SAINT-VENANT Léon, Nestor, Joseph

Par Madeleine Singer

Né le 26 septembre 1913 à Halluin (Nord), mort le 6 janvier 2009 à Menin (Belgique) ; employé ; responsable d’une coopérative ouvrière ainsi que de multiples organismes syndicaux et sociaux.

Léon Saint-Venant était le second des cinq enfants de Nestor Saint-Venant qui avait épousé Alexandrine Vandepitte, d’origine flamande qui était frangeuse, c’est-à-dire faisait à domicile des nœuds aux franges des nappes pour l’usine Defretin d’Halluin et qui avait cessé ce travail quelques semaines après son mariage. Ses parents étaient tous deux catholiques et pratiquaient régulièrement leur religion. Son père, Nestor Saint-Venant, tisserand, avait fait partie du Sillon, fondé par Marc Sangnier. En 1910, il avait participé à la fondation d’une coopérative de boulangerie L’Épi et avait été embauché l’année suivante par la mairie d’Halluin au service des retraités.

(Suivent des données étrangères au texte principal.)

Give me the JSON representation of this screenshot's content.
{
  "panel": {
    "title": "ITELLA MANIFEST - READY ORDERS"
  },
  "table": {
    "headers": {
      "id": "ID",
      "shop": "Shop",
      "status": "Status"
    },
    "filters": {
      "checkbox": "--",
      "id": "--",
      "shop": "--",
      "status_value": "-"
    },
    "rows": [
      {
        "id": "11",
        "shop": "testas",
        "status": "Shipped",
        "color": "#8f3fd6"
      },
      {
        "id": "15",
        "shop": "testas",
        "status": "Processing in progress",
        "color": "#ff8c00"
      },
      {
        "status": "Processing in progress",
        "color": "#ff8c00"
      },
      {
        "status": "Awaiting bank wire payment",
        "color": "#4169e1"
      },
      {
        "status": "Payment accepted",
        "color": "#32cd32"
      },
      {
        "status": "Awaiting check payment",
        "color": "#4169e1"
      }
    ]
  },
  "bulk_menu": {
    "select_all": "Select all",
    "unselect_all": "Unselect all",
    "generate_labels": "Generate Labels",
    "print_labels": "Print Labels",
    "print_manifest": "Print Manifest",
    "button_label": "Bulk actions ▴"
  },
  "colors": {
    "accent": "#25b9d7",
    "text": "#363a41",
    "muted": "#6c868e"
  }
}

Ayant obtenu en 1919 le poste de receveur central d’octroi, il le quitta en 1923 car il devait se consacrer à plein-temps au développement de la boulangerie ainsi qu’à la création d’une coopérative de chaises La Sève. Lors de sa mort prématurée en 1932, il était président du cercle d’études Léon XIII, fondé en 1902 par les militants du Sillon ; ce cercle tint d’abord ses réunions dans un local paroissial puis, après la condamnation du Sillon le 29 août 1910, émigra dans un estaminet « À Saint-Sébastien ». Il était aussi vice-président de l’Union locale des syndicats libres d’Halluin et environs, président de l’Union syndicale des employés.

Léon Saint-Venant fréquenta à Halluin une école primaire privée et obtint le certificat d’études primaires en 1926. Il étudia alors, pendant un an et demi, la comptabilité à l’École industrielle et commerciale de Tourcoing dont il obtint le diplôme de sortie. Puis il travailla pendant un an à la banque Scalbert et, à Pâques 1928, entra en qualité de comptable à l’Épi. À la mort de son père, il devint responsable de l’entreprise.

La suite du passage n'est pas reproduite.